Nihayet Celal Bayar’ın baskıları sonucu 19 Kasım’da Ankara’ya götürülmesine karar verildi.
CHP’li kurmaylar bu kez Paşa’nın cenazesinin kılınıp kılınmayacağı tartışmalarına girmişti. Tam 9 gündür biraderinin cansız bedenin başından ayrılmadan Kur’an-ı Kerim hatmeden Makbule Hanım, biraderinin cenazesinin kılınmadan götürülmesi fikrini duyduğunda adeta sinir harbi geçirir. Olayın şahitlerinden Fahrettin Altay Paşa da Makbule Hanım gibi düşünür ve cenaze namazı kılınmadan Atatürk Dolmabahçe’den çıkartılırsa istifa edeceğini Ankara’ya bildirir;
“Programa göre cenaze İstanbul’dan alınacak, Ankara’ya gönderilecekti. Ankara’ya sordum: ‘Cenaze namazı İstanbul’da mı yoksa Ankara’da mı kılınacak?’ Akşama kadar bir cevap alamadığım için akşam tekrar sordurdum. ‘Yarın sabah Başbakan Celal Bey, oraya gelecek. Görüşürsünüz’ cevabini aldığım vakit hayret ettim. Acaba bunda görüşecek ne vardı? Ertesi sabah Bayar, geldi. Dolmabahçe Sarayında görüştük.
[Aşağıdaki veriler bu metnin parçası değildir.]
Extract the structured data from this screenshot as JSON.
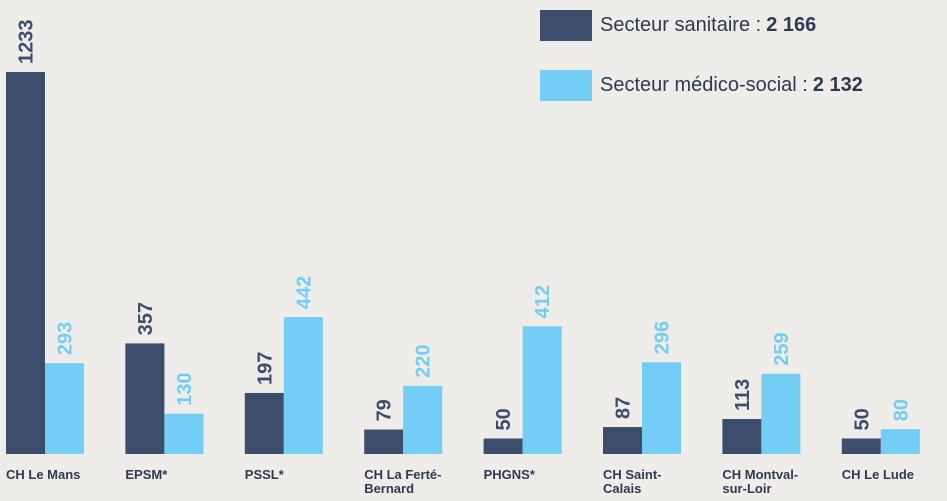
{
  "chart_data": {
    "type": "bar",
    "categories": [
      "CH Le Mans",
      "EPSM*",
      "PSSL*",
      "CH La Ferté-Bernard",
      "PHGNS*",
      "CH Saint-Calais",
      "CH Montval-sur-Loir",
      "CH Le Lude"
    ],
    "series": [
      {
        "name": "Secteur sanitaire :",
        "color": "#3c4e6b",
        "total": {
          "value": 2166,
          "label": "2 166"
        },
        "values": [
          1233,
          357,
          197,
          79,
          50,
          87,
          113,
          50
        ]
      },
      {
        "name": "Secteur médico-social :",
        "color": "#73cdf5",
        "total": {
          "value": 2132,
          "label": "2 132"
        },
        "values": [
          293,
          130,
          442,
          220,
          412,
          296,
          259,
          80
        ]
      }
    ]
  }
}
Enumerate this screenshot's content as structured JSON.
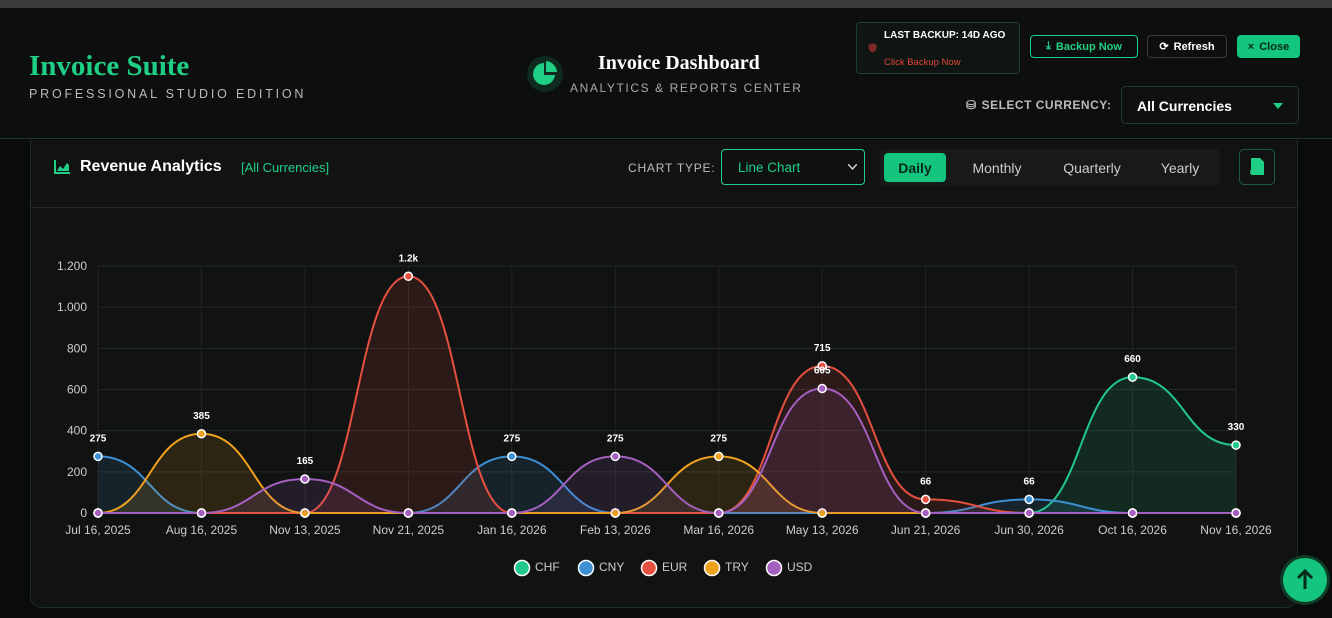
{
  "header": {
    "title": "Invoice Suite",
    "subtitle": "PROFESSIONAL STUDIO EDITION",
    "dashboard_title": "Invoice Dashboard",
    "dashboard_subtitle": "ANALYTICS & REPORTS CENTER",
    "backup_status": "LAST BACKUP: 14D AGO",
    "backup_hint": "Click Backup Now",
    "buttons": [
      "Backup Now",
      "Refresh",
      "Close"
    ],
    "currency_label": "SELECT CURRENCY:",
    "currency_value": "All Currencies"
  },
  "panel": {
    "title": "Revenue Analytics",
    "currency_tag": "[All Currencies]",
    "chart_type_label": "CHART TYPE:",
    "chart_type_value": "Line Chart",
    "periods": [
      "Daily",
      "Monthly",
      "Quarterly",
      "Yearly"
    ],
    "pdf_label": "PDF"
  },
  "chart_data": {
    "type": "line",
    "categories": [
      "Jul 16, 2025",
      "Aug 16, 2025",
      "Nov 13, 2025",
      "Nov 21, 2025",
      "Jan 16, 2026",
      "Feb 13, 2026",
      "Mar 16, 2026",
      "May 13, 2026",
      "Jun 21, 2026",
      "Jun 30, 2026",
      "Oct 16, 2026",
      "Nov 16, 2026"
    ],
    "series": [
      {
        "name": "CHF",
        "color": "#22c98a",
        "values": [
          0,
          0,
          0,
          0,
          0,
          0,
          0,
          0,
          0,
          0,
          660,
          330
        ],
        "value_labels": [
          null,
          null,
          null,
          null,
          null,
          null,
          null,
          null,
          null,
          null,
          "660",
          "330"
        ]
      },
      {
        "name": "CNY",
        "color": "#3d8fd4",
        "values": [
          275,
          0,
          0,
          0,
          275,
          0,
          0,
          0,
          0,
          66,
          0,
          0
        ],
        "value_labels": [
          "275",
          null,
          null,
          null,
          "275",
          null,
          null,
          null,
          null,
          "66",
          null,
          null
        ]
      },
      {
        "name": "EUR",
        "color": "#e5503f",
        "values": [
          0,
          0,
          0,
          1150,
          0,
          0,
          0,
          715,
          66,
          0,
          0,
          0
        ],
        "value_labels": [
          null,
          null,
          null,
          "1.2k",
          null,
          null,
          null,
          "715",
          "66",
          null,
          null,
          null
        ]
      },
      {
        "name": "TRY",
        "color": "#f0a21f",
        "values": [
          0,
          385,
          0,
          0,
          0,
          0,
          275,
          0,
          0,
          0,
          0,
          0
        ],
        "value_labels": [
          null,
          "385",
          null,
          null,
          null,
          null,
          "275",
          null,
          null,
          null,
          null,
          null
        ]
      },
      {
        "name": "USD",
        "color": "#a45fc0",
        "values": [
          0,
          0,
          165,
          0,
          0,
          275,
          0,
          605,
          0,
          0,
          0,
          0
        ],
        "value_labels": [
          null,
          null,
          "165",
          null,
          null,
          "275",
          null,
          "605",
          null,
          null,
          null,
          null
        ]
      }
    ],
    "ylim": [
      0,
      1200
    ],
    "yticks": [
      0,
      200,
      400,
      600,
      800,
      {
        "value": 1000,
        "label": "1.000"
      },
      {
        "value": 1200,
        "label": "1.200"
      }
    ],
    "grid": true,
    "legend": "bottom"
  }
}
Cenaze namazı konusunda düşünceleri, İstanbul’da veya Ankara’da cenaze namazı esnasında bazı dini olaylar meydana gelmesinden laik hükümet çekiniyordu. Kendilerine ben: ‘Bir şey olacağını sanmam. Bu gelenek olmuş bir dini vecibedir namaz kılınmazsa bu millet elli sene sonra, yüz sene sonra mezardan çıkarır, namazını kılar. Onun için namaz kılınmayacaksa, beni vazifemden affetmenizi rica ederim’ dedim”
Makbule’nin çaresiz çığlıkları nihayet Ankara’ya ulaşılır. Bu kez iki soru vardır; namaz Türkçe mi kılınacak ve Dolmabahçe resmi konut olması nedeniyle burada namaz kılınması uygun mudur?
Neyse ki bu da aşılır. Tekbirler Türkçe getirilir ve Atatürk’ün cenazesi tam 9 gün sonra kılınabilir.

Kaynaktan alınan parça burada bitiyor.